Henry Keith Watson did not fit the description of many of those caught up in the Los Angeles riots. He was an ex-Marine, married and a father. While he had served time in prison for robbery, he had remained out of trouble, had reportedly held down two jobs, and was well known and respected in his neighborhood. "I'm not your typical gang member," he says 15 years later.
Yet like many in L.A., his emotions got the better of him on that April weekend. So when Reginald Denny found himself in the wrong place at the wrong time Watson suddenly found himself part of a group beating Denny to a pulp. While Damian Williams struck Denny's head with a cinderblock, Watson stood on his neck.
"It was rage and anger, not just about Rodney King, but the injustices that were going on during that time," Watson explained, though he claims that nobody really intended to kill Denny. "Nobody specifically sought out Reginald Denny to cause him any harm.
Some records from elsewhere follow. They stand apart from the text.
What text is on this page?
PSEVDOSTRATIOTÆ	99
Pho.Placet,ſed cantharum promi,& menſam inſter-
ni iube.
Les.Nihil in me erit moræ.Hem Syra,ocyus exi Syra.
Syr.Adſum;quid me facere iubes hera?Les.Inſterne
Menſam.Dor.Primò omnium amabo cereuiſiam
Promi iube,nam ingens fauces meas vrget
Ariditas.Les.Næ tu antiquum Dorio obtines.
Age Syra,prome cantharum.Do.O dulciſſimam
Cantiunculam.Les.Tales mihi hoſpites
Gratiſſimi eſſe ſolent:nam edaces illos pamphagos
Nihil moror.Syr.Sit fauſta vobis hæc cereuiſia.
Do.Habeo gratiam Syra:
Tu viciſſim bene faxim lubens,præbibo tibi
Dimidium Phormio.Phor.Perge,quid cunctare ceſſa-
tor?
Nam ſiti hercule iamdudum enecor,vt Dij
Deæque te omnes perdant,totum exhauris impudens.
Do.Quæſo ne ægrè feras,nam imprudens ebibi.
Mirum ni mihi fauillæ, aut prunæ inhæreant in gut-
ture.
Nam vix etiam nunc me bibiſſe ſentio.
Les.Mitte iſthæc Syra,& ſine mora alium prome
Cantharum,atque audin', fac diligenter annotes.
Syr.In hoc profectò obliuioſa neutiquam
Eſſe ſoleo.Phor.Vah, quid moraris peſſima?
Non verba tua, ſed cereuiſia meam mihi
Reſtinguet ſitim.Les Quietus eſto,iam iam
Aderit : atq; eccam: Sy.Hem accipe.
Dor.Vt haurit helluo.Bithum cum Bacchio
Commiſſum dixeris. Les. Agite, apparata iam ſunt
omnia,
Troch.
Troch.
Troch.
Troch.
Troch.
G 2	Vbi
He got caught up in the moment, just like everyone else."
A hung jury spared Watson from the felony assault charge against him. Instead, he was convicted of simple assault, a misdemeanor, and freed after his trial for time served. In 1993, on the Phil Donahue show, Watson apologized to Denny for his part in the attack. His troubles with the law were not yet over. He would later serve three years in prison for a narcotics conviction. Today, he is still in Los Angeles, operating his own limousine service.